It captures the top two examples. Now I just want to narrow down the top example. How do I capture the absence of (not characters) whole words.
Thanks.
The bug in your negation lookahead assertion is that you didn’t put it together right to suit the general case. You need to make its assertion apply to every character position as you crawl ahead. It only applies to one possible dot the way you’ve written it, whereas you need it to apply to all of them. See below for how you must do this to do it correctly.
Here is a working demo that shows two different approaches:
The first uses a negative lookahead to ensure that the left-hand portion not contain readonly and the right-hand portion not start with a number sign.
The second does a simpler parser, then separately inspects the left- and right-hand sides for the individual constraints that apply to each.

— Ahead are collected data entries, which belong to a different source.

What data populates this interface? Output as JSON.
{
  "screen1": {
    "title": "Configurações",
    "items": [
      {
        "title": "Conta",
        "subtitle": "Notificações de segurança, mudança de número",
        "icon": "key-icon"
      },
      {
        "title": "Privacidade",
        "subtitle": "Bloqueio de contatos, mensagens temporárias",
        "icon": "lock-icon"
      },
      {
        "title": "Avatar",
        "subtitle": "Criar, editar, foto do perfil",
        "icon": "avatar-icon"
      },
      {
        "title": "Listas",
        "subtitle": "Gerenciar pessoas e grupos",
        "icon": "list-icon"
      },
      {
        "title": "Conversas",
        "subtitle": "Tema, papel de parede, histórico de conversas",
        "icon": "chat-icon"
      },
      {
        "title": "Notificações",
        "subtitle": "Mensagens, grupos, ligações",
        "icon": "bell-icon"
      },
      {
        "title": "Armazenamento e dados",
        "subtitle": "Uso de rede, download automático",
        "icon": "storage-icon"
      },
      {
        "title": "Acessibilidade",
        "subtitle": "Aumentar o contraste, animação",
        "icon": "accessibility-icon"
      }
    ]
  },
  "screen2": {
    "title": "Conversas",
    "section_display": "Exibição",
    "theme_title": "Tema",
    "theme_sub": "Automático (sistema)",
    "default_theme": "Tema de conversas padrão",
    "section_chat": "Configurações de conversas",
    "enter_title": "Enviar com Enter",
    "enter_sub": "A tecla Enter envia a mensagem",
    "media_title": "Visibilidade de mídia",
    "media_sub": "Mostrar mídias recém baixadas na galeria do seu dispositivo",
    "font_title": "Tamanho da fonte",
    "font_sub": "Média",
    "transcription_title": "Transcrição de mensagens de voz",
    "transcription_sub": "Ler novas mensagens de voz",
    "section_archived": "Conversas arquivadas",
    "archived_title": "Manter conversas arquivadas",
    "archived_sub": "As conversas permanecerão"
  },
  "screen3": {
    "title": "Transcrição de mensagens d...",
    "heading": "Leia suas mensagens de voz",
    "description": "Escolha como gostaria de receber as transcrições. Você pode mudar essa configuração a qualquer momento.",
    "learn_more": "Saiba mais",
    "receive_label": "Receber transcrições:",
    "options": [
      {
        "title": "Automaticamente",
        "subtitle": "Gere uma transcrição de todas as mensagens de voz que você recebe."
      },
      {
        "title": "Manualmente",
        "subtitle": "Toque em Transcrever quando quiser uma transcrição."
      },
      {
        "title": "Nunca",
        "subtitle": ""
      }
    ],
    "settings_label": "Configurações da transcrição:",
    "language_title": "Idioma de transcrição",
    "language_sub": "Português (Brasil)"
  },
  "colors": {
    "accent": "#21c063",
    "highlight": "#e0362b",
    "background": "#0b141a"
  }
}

The demo language is Perl, but the same patterns and logic should work virtually everywhere.
#!/usr/bin/perl
while (<DATA>) {
chomp;
#
# First demo: use a complicated regex to get desired part only
#
my($label) = m{
^ # start at the beginning
(?: # noncapture group:
(?! \b readonly \b ) # no "readonly" here
. # now advance one character
) + # repeated 1 or more times
\s* = \s* # skip an equals sign w/optional spaces
" ( [^#"] [^"]* ) " # capture #1: quote-delimited text
# BUT whose first char isn't a "#"
}x;
if (defined $label) {
print "Demo One: found label <$label> at line $.\n";
}
#
# Second demo: This time use simpler patterns, several
#
my($lhs, $rhs) = m{
^ # from the start of line
( [^=]+ ) # capture #1: 1 or more non-equals chars
\s* = \s* # skip an equals sign w/optional spaces
" ( [^"]+ ) " # capture #2: all quote-delimited text
}x;
unless ($lhs =~ /\b readonly \b/x || $rhs =~ /^#/) {
print "Demo Two: found label <$rhs> at line $.\n";
}
}
__END__
protected static readonly string BACKGROUND_MUSIC_NAME = "Music_Mission_Complete_Loop_audio";
mainWindow.Id = "MainWindow";
mainStoLabel.Text = "#stb_entry_clah";
I have two bits of advice. The first is to make very sure you ALWAYS use /x mode so you can produce documented and maintainable regexes. The second is that it is much cleaner doing things a bit at a time as in the second solution rather than all at once as in the first.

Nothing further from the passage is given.